6. La firma GAMBLING S.A. ha sido adjudicada de la concesión de explotación de juegos de azar por la Comisión Nacional de Juegos de Azar (CONAJZAR) por plazo determinado. Esta adjudicación fue debidamente ratificada por Decreto del Poder Ejecutivo en el caso pertinente, suscribiéndose por Escritura Pública elaborada por el Escribano Mayor de Gobierno, el correspondiente contrato de explotación. El contrato fue suscripto en los términos de la Escritura Pública N° 190 del 27 de agosto de 2.004, referente a la concesión de la explotación en todo el país del juego de azar denominado "TELEBINGO, Art. 3 Inc. 10), Art. 20 Inc. g), Art. 21 Inc. e) Ley 1016/97", por el plazo de cinco (5) años, por el pago de un canon mensual de guaraníes ciento quince millones (Gs. 115.000.000).

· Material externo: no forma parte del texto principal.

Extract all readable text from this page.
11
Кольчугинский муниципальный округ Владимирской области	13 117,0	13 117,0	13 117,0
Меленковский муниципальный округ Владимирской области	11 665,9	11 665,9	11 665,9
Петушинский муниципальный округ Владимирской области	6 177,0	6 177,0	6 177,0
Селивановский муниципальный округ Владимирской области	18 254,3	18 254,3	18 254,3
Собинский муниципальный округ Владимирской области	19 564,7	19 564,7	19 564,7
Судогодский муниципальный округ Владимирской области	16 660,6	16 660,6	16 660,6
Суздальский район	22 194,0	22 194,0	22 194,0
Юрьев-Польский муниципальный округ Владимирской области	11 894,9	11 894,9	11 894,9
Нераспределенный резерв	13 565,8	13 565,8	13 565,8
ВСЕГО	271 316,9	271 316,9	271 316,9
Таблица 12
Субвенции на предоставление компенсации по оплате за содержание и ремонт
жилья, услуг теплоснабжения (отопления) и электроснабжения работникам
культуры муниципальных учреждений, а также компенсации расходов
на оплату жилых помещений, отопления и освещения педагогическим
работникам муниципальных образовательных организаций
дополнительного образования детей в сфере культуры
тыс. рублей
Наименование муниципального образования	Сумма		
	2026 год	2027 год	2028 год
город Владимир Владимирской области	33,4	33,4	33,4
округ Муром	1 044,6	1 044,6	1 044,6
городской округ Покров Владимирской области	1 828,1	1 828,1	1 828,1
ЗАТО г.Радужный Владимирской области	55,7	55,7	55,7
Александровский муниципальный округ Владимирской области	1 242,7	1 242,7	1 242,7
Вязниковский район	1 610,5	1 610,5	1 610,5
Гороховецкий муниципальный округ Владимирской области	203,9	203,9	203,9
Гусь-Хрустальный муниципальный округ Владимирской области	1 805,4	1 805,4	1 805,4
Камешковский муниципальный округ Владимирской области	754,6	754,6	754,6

7. La firma GAMEPAR S.A. ha sido autorizada por la Municipalidad de Asunción para la explotación de máquinas de juegos electrónicos de azar, a través de la Resolución N° 766 de fecha 16 de junio de 2.004. Como consecuencia de la resolución mencionada la firma GAMEPAR S.A. firmó un contrato de permiso de explotación de máquinas electrónicas de azar por cinco (5) años, por el pago de ocho (8) jornales mínimos por cada máquina electrónica.
8. La Ley 2421/04 entró en vigencia el 5 de julio de 2004, y los artículos del decreto impugnado el 25 de octubre de 2005.
9. El principio de legalidad tributaria se relaciona con la certeza y seguridad jurídica, sin las cuales no puede haber libertad jurídica y previsibilidad legal. Este principio de legalidad ("nullum tributum sine lege"), permite a los ciudadanos prever de manera razonable la certeza de las consecuencias que puedan derivar de sus actos, a la luz de la regulación vigente en el momento en el cual se ejecutan. Según señala Rodolfo Spisso, citando a Diño Jarach y Horacio García Belsunce "sin certeza sobre la vigencia y contenido de la ley tributaria, no existe seguridad jurídica ni, por ende, posibilidad de promover la creación de riqueza, conspirando de esa manera el Estado contra sus propios intereses, ya que no puede haber un fisco próspero en un país económicamente en decadencia" (Spisso, Rodolfo, "Derecho Constitucional Tributario", Lexis Nexis Argentina SA, Páginas 307/308).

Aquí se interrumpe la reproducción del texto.